CHROME

Cognitive Human Resource Optimization & Market Engine

An OpenEnv-compliant RL environment for autonomous talent acquisition. An agent acts as a hiring manager across K teams, allocating a fixed budget in a scarcity-coupled salary market where every hire changes the cost of future hires — making the value function non-separable, the feasibility surface endogenous, and greedy policies provably suboptimal.

pip install -e ".[inference]"
OPENAI_API_KEY=sk-... MODEL_NAME=gpt-4o python -m hr.inference

Benchmarks

Three agents.
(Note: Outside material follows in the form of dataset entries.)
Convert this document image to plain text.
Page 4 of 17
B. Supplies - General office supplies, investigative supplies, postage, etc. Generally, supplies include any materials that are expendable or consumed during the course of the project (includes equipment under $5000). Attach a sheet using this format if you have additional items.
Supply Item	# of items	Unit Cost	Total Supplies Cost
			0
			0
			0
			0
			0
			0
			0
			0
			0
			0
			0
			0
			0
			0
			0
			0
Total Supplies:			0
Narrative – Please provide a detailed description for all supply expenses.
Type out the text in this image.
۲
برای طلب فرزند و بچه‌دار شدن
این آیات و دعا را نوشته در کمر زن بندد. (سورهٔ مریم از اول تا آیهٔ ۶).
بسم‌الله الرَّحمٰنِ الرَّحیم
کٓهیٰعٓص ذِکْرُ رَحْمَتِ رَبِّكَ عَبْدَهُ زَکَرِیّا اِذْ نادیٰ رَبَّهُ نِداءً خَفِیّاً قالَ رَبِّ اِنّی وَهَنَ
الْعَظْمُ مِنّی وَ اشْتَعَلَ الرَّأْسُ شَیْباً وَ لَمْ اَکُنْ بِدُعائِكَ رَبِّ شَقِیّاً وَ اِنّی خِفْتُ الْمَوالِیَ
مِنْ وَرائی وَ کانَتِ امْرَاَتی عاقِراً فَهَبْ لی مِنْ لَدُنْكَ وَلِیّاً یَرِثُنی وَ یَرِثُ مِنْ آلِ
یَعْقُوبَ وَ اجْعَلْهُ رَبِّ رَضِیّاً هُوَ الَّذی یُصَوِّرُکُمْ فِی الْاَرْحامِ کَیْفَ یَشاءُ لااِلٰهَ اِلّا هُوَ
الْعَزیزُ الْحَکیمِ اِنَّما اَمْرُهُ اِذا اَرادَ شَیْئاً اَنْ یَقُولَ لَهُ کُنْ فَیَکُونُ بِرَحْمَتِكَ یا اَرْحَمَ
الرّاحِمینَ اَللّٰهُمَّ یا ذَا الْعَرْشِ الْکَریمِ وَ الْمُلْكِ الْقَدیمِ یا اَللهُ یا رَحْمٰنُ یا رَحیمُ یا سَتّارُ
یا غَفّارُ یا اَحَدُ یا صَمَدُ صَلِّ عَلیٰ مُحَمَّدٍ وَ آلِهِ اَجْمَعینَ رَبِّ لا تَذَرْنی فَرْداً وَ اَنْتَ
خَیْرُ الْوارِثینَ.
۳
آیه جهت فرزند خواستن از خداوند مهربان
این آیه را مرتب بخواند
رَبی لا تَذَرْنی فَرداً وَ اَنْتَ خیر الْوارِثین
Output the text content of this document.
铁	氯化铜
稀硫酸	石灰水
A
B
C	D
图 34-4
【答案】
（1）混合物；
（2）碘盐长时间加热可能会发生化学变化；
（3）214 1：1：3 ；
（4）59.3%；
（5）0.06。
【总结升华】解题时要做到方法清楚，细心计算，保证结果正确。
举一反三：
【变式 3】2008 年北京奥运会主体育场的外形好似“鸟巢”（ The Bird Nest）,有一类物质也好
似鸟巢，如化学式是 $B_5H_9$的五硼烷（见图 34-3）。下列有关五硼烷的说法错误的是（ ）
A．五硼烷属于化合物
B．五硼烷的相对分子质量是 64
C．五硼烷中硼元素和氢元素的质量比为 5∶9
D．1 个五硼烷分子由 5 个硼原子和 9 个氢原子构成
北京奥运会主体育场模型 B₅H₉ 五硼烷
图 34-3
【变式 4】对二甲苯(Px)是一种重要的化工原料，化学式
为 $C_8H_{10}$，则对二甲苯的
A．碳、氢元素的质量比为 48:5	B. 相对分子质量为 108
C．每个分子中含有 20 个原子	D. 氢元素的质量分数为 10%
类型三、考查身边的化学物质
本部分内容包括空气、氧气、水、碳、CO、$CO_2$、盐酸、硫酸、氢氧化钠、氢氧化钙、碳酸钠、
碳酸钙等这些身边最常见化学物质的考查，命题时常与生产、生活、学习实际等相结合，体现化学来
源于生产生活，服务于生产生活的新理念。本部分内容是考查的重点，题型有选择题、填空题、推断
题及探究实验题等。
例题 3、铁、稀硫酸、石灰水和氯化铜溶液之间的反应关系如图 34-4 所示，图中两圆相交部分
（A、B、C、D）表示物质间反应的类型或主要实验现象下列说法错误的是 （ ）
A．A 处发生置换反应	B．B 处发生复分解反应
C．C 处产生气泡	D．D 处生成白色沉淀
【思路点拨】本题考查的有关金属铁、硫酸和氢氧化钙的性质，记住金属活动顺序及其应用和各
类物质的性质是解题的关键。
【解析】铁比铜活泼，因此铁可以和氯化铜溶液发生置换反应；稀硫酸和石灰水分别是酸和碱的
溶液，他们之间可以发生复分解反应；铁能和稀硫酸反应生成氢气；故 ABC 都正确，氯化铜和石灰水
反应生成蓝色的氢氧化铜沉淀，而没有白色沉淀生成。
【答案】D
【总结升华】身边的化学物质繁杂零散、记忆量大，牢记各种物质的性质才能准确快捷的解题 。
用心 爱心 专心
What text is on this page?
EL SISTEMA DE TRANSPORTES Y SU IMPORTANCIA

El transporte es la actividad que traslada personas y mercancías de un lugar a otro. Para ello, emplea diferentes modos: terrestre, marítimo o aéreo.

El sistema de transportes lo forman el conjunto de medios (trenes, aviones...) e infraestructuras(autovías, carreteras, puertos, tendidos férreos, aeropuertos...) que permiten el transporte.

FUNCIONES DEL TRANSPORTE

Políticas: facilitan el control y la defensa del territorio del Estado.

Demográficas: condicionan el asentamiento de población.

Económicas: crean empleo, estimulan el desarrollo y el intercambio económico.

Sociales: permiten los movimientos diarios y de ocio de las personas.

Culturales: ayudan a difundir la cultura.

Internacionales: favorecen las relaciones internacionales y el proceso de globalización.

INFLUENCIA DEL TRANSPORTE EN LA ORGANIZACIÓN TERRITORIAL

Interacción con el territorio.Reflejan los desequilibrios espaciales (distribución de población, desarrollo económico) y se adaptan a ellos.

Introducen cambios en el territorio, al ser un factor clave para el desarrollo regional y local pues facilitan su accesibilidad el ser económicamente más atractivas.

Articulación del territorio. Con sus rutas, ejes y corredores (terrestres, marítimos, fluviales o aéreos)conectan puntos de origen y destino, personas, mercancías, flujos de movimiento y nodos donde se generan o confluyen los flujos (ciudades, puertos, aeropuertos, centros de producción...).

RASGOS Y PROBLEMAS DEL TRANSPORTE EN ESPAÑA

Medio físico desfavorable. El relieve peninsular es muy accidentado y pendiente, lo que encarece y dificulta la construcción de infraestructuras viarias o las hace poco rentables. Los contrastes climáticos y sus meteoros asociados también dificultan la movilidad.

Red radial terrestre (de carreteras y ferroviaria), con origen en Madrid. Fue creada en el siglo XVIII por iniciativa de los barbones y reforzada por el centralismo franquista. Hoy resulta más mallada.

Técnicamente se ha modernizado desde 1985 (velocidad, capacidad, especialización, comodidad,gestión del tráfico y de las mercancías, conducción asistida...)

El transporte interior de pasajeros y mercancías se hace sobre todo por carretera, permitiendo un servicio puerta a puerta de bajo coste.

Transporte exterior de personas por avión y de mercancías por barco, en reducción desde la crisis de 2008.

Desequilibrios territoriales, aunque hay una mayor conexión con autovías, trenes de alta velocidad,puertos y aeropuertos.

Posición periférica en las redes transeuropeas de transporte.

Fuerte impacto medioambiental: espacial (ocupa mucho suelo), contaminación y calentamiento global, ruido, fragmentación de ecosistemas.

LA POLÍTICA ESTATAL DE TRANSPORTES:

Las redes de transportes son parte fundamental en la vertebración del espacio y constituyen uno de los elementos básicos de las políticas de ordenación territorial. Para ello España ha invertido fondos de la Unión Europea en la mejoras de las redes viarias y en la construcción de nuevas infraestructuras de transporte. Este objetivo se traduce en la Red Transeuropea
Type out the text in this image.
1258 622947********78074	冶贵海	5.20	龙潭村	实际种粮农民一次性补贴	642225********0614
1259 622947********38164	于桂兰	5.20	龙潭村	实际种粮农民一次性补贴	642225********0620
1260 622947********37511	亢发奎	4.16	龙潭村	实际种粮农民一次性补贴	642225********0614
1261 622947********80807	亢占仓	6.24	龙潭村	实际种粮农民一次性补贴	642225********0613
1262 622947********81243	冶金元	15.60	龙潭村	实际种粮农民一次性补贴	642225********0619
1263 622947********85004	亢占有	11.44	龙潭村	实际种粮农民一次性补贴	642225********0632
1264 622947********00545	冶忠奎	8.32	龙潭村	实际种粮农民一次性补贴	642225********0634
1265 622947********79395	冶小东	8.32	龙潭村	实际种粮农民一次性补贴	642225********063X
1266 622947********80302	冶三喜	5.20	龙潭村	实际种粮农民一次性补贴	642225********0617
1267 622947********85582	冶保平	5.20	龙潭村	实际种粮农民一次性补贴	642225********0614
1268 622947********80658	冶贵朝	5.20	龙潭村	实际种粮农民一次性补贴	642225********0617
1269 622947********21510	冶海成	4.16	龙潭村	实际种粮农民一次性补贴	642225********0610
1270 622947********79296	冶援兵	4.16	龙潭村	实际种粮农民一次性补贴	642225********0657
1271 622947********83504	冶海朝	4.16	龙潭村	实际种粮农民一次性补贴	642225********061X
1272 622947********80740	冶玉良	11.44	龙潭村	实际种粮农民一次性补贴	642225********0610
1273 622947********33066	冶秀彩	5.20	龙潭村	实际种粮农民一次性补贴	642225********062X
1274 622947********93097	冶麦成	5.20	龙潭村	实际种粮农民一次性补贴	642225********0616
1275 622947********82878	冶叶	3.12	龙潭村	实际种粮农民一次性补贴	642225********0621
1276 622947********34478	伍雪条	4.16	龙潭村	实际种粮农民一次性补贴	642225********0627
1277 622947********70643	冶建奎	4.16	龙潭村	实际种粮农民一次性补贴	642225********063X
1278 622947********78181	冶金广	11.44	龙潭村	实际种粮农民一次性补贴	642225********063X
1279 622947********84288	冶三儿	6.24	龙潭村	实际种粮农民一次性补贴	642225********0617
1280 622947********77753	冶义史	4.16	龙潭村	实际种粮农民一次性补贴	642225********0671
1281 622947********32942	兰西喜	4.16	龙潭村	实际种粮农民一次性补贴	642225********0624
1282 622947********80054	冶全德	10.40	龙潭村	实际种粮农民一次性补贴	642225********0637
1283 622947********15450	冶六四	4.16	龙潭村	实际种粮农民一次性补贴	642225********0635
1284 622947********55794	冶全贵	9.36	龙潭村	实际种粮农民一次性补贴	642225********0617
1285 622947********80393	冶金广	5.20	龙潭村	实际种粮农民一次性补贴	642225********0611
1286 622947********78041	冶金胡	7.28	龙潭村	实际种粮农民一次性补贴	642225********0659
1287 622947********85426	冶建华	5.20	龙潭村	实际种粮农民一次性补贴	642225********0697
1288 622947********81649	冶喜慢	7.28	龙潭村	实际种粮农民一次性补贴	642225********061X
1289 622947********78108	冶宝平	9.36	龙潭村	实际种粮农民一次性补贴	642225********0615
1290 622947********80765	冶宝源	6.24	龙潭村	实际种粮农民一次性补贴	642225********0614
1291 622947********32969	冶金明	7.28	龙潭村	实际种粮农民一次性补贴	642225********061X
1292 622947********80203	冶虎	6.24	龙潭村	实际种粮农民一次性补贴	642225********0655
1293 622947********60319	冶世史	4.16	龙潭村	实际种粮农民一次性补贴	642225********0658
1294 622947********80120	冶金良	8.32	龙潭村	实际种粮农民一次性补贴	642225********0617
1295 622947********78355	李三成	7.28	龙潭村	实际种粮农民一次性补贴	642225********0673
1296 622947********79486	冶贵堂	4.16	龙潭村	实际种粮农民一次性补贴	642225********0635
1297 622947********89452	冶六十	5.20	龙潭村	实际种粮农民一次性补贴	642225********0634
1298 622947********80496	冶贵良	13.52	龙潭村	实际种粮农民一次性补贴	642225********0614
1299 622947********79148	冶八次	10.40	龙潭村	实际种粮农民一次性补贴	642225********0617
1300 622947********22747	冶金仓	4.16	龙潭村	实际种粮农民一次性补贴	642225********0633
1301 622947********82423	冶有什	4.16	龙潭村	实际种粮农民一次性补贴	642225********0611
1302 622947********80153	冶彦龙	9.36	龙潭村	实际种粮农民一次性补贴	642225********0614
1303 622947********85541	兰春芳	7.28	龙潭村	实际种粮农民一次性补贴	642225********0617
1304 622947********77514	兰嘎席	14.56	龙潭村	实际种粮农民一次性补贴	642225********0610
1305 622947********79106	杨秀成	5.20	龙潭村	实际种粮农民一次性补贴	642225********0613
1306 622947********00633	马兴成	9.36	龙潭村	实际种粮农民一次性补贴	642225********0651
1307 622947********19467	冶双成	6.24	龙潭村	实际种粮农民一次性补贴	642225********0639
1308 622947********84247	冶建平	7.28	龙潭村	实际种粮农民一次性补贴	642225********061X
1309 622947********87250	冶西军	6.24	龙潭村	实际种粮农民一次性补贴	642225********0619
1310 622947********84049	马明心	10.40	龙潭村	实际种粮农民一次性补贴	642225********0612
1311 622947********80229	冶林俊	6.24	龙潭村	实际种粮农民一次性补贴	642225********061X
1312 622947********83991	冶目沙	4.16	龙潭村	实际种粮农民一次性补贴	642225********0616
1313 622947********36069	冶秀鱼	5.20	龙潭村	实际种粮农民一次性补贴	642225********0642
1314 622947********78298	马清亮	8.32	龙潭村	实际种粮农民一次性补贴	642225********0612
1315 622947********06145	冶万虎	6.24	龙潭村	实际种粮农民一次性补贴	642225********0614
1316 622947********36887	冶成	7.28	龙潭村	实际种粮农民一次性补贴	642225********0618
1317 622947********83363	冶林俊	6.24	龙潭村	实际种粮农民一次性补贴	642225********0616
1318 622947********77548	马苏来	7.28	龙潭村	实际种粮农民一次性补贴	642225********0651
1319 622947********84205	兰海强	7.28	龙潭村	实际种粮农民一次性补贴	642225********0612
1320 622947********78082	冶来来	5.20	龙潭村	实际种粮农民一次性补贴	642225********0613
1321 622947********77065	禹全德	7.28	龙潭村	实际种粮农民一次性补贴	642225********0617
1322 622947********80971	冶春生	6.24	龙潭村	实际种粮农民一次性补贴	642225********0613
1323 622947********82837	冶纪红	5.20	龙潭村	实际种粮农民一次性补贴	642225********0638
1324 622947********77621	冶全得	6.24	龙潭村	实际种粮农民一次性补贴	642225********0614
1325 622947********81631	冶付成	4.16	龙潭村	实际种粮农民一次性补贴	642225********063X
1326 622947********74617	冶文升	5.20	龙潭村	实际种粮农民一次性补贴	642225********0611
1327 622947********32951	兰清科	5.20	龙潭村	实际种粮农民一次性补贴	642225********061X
All scores deterministic, seed=42.

Task	Teams	Hires	Random	Greedy (revenue/₹)	Gemini 3.1 Flash Lite
Easy	5	12	0.154	0.843	0.809
Medium	12	40	0.000	0.689	0.628
Hard	20	74	0.075	0.543	0.516
Avg			0.076	0.692	0.651

The greedy baseline uses exact server-side chemistry and diminishing-return formulas, strict threshold enforcement, and a budget-reservation heuristic. It has perfect knowledge of the reward function. It still can't clear 0.55 on Hard. The Gemini traces show the same failure mode — both collapse because they can't model how their own hires inflate adjacent salary buckets two or three moves out. That gap is the point.

Greedy: avg over 5 seeds (rollout_demo.py). LLM: gemini-3.1-flash-lite-preview, seed=42, temperature=0.1. Full traces in tests/inference_gemini_3.1_flash_lite.md.

Why standard policies fail here

The base problem is NP-hard. Assigning N candidates to K teams under per-team headcount and intel thresholds within a budget is a variant of multi-dimensional bin packing. CHROME makes three structural changes that rule out even approximate greedy solutions.

1 — Endogenous costs. The salary market is a function of your own action history. Hiring candidate X from bucket k inflates the price of every remaining candidate in that bucket by 8% (and adjacent buckets by 3% in Hard mode). The optimal plan at step 1 is not the optimal plan at step 10, because you changed the landscape. This puts it closer to online combinatorial optimization with endogenous costs than classical NP-hard assignment — a regime where even an oracle with full lookahead must simulate execution to plan.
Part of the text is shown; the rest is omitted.